日本教育心理学会第61回総会

Presentation information

ポスター発表

[PH] ポスター発表 PH(01-65)

Mon. Sep 16, 2019 1:00 PM - 3:00 PM 3号館 1階 (カフェテリア)

在席責任時間
奇数番号13:00~14:00
偶数番号14:00~15:00

[PH01] 児童のセルフモニタリングと学校生活との関連

大嶽さと子1, 谷伊織2, 吉橋由香3, 田倉さやか, 永田雅子4 (1.名古屋女子大学短期大学部, 2.愛知淑徳大学, 3.ならい心療内科, 4.名古屋大学)
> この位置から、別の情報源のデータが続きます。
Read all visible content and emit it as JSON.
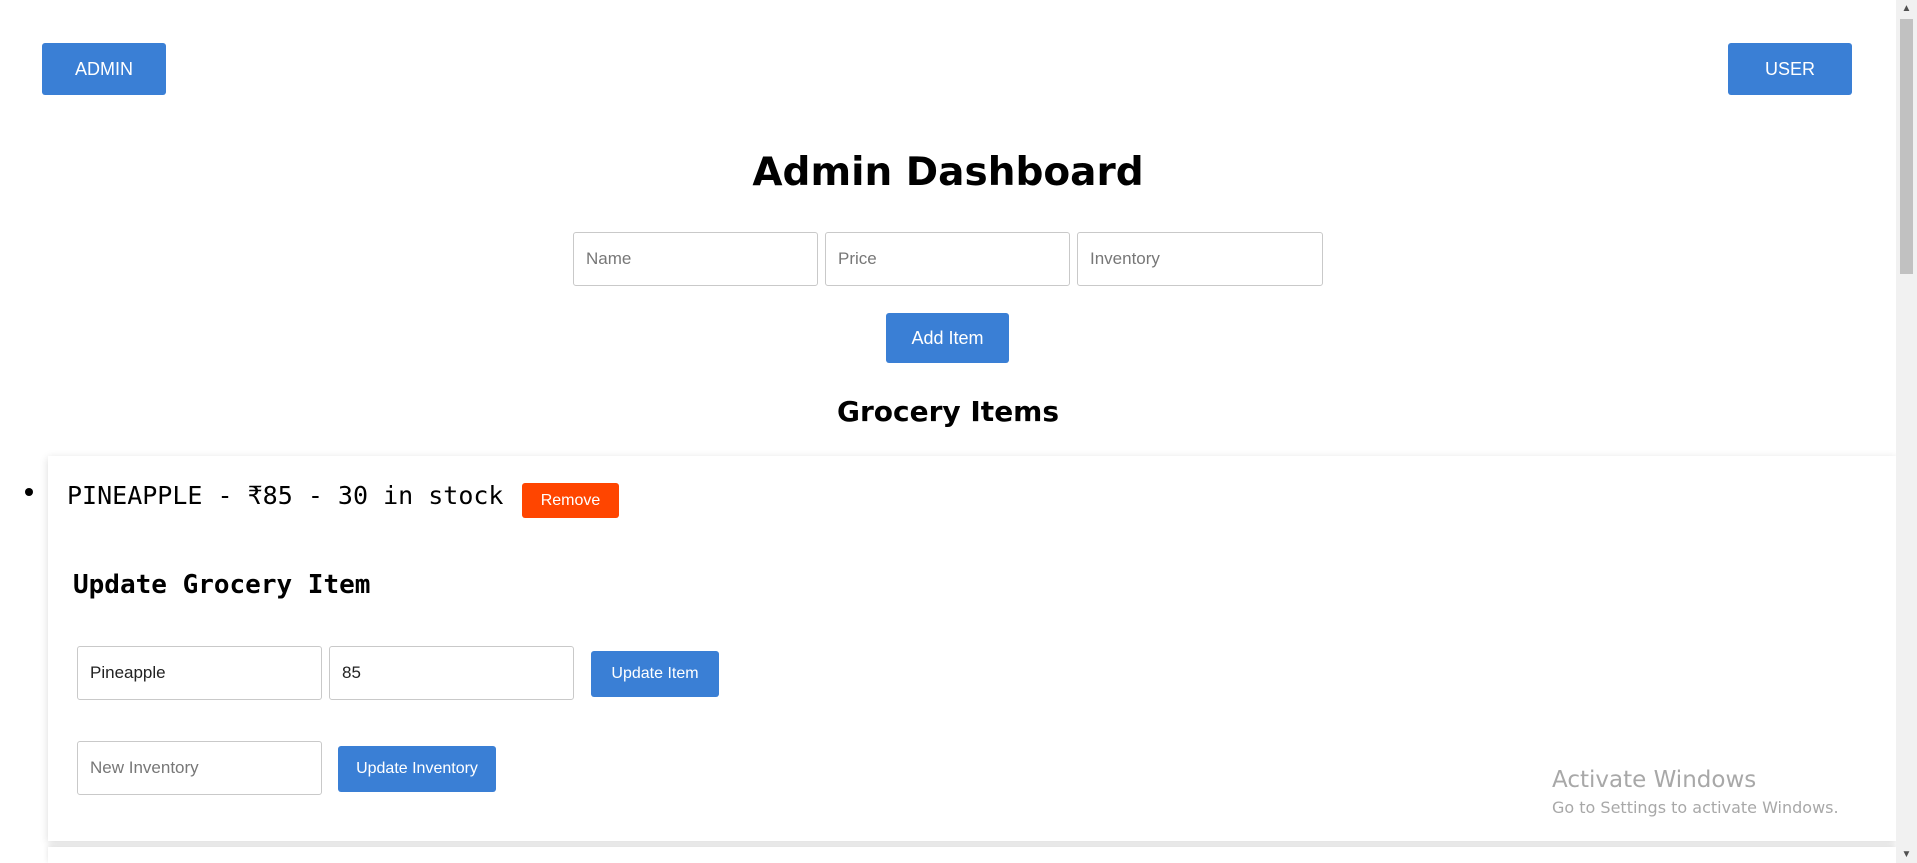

Keywords:セルフモニタリング、学校生活、児童

問題と目的
 いじめや不登校など学校での問題が注目されるようになって久しい。特に近年は児童においても問題視されている。学校生活を適応的に送ることはその子どもの人格発達にも影響を及ぼすことから(野中・永田,2010),親や教師などの周囲の大人がそれを支えていくことは重要なことである。
 吉橋ら(2016)は, 自らの状態に気づいて分析し,それに応じた対処行動をとることをセルフモニタリングと定義し,小中学生を対象に「気づき・観察」「評価・分析」「対処行動」の3次元からなる「セルフモニタリング尺度」を作成している。しかし,セルフモニタリングと,学校での適応との関連については十分に分析をされていない。
 そこで本研究では,小学生を対象とした質問紙調査を実施し,セルフモニタリングと,友人関係や学業,教師との関係との関連を検討する。また学年を分けて分析し,その発達の様子も検討する。
方  法
調査対象者 公立A小学校に在籍する3年生から6年生までのうち,保護者より研究の趣旨に同意が得られた児童422名(3年生67名,4年生111名,5年生121名,6年生123名)を調査対象者とした。学級ごとに各担任教諭によって実施された。
調査内容 (1)セルフモニタリング:谷ら(2017)で作成された「小中学生臨床用セルフモニタリング尺度」を使用した。上述の3次元からなるが,「時間感覚」「感情」「身体感覚」「対人場面」の4つの領域から捉えることもできる。全36項目4件法。(2)学校生活:江村・大久保(2012)で作成された「学校生活尺度」を使用した。「友人との関係」「学業」「教師との関係」の3因子からなり,得点が高いほど学校生活が良好なものであることを示す。19項目4件法。
結果と考察
 学年ごとに尺度間の相関係数を求めた (Table1~4)。5・6年生ではいずれも正の相関がみられた。
 「友人との関係」は,どの学年も「対処行動」と「対人場面」について.40以上の比較的強い相関がみられた。その場に応じた適切な行動がとれたり,友人の反応や様子に目を向けたりできることが関係の良好さにつながるといえよう。「学業」「教師との関係」では,どの学年も正の相関がみられた。自分の状態に気づき,分析し,適切な行動がとれることが,学業適応を良好にし,教師との関係も適応が得られやすいことがわかった。
 領域でみると,5・6年生は「友人との関係」の「時間感覚」を除く全ての尺度間において.40以上の比較的強い相関がみられた。特に高学年において,セルフモニタリングの力が学校生活の良好さに関係があると思われた。